Reports on macroeconomics show that poverty in Pakistan has increased over the last decade. Governmental and non- Governmental agencies, both within Pakistan and outside, acknowledge that poverty is a multiplex issue, encompassing as it does economics, health, education, social status, employment and access to opportunities. The task of alleviating poverty is equally complex. People experience poverty both in relative and absolute terms: they also move into and out of poverty at various times and under various conditions. Gender also affects the experience of poverty, with women facing numerous structural impediments to improving their situation.

Poverty alleviation strategies and programmes aim at increasing people's access to goods, services and opportunities; increasing people's ability to withstand the socio-economic shocks entailed in job loss, crop failure and illness, and expanding the horizon of opportunities for improving the quality of life of the poor.
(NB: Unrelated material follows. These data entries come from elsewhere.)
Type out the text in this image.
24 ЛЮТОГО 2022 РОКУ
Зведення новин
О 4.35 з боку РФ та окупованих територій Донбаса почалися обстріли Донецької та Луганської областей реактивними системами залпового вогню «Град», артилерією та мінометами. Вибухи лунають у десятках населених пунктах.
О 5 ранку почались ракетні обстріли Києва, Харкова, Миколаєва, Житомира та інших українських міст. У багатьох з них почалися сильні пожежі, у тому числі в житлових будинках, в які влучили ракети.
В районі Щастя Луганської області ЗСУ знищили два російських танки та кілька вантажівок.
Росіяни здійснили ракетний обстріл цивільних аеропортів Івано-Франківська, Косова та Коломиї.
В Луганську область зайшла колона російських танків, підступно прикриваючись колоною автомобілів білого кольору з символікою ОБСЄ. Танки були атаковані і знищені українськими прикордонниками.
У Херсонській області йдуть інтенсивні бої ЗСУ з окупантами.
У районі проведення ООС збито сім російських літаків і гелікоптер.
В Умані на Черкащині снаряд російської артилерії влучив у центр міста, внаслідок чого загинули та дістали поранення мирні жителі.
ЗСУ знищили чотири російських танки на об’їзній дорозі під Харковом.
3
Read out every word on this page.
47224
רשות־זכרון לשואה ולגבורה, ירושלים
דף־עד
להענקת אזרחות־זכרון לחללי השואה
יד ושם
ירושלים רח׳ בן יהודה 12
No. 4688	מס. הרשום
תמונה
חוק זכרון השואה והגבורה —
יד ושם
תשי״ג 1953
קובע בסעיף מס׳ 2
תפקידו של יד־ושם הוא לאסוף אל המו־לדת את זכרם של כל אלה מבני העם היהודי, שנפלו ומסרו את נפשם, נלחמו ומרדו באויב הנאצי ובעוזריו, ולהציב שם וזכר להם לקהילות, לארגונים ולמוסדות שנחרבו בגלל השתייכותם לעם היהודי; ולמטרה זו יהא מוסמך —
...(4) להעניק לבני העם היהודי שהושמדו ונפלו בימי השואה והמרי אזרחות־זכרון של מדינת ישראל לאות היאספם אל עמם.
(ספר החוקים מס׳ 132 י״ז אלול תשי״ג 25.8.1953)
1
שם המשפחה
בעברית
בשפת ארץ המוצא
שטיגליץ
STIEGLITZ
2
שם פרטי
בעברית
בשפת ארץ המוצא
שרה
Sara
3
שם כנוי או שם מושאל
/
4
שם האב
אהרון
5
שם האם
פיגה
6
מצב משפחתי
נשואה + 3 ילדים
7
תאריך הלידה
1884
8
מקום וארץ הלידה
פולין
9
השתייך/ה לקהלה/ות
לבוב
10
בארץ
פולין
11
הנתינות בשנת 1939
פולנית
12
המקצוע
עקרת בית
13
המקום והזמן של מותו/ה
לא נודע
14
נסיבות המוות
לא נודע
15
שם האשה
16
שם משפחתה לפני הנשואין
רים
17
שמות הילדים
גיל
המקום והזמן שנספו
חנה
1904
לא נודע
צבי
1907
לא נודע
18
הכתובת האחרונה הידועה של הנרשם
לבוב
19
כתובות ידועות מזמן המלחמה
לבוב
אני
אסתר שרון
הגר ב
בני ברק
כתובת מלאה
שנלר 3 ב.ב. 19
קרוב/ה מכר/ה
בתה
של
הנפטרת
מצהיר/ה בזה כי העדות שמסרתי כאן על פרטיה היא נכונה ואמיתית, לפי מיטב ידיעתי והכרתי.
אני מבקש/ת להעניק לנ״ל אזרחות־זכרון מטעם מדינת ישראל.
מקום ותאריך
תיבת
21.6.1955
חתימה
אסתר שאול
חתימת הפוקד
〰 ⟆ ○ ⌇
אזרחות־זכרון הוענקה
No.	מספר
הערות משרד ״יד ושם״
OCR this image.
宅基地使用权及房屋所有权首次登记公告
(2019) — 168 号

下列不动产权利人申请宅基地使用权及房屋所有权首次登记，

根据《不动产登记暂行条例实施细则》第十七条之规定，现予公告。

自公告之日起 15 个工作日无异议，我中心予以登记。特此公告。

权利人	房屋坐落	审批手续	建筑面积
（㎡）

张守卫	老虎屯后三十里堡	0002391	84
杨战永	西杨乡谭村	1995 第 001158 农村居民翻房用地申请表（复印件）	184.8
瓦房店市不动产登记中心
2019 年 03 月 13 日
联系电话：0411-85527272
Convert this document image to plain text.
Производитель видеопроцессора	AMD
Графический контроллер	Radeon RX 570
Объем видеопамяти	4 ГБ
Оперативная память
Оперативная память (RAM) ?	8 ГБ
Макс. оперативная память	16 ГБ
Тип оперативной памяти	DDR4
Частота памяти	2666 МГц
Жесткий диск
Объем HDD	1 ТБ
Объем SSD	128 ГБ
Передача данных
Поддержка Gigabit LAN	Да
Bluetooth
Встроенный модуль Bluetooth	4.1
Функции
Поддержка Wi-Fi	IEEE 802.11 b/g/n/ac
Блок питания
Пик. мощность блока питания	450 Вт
NRSP can point to the pooling of resources through social mobilization, income generation, accumulated savings, asset creation, the establishment of profitable enterprises, the creation of reliable and profitable links to the market, capacity building for better access to employment, reduced costs in health and the provision of educational services where they did not exist previously, as its most significant contributions to poverty alleviation.

Since NRSP believes in a participatory approach, we ask people to define poverty in their own terms and to let NRSP know what they need in order to reduce it. The participatory wealth ranking exercise begins with asking the residents of the geographical area selected for programme: "what is poverty" and "how do you, as local residents, understand the indicators of economic status here in your community?" People usually define poverty in relation to the factors that lead to increasing or reducing the economic standards of local people. Productive landholding is one of the major indicators that people consider for determining the economic status, but it is not the only one. In some places, the availability of water is more important than the size of landholdings. In other areas, people see living conditions - the type of house, ownership of other assets such as livestock, tube-wells and tractors - as the major indicators. For areas with urban features, people identify economic status according to the type of profession: for example, people belonging to low-status professions (cobblers, barbers and carpenters, for example) are considered to be poor. Labourers with irregular and uncertain incomes, including labourers with seasonally-fluctuating incomes, are considered the poorest amongst income earners. Those people unable to earn at all (the destitute, the aged, the physically or developmentally handicapped) constitute a special case for poverty identification and alleviation programmes.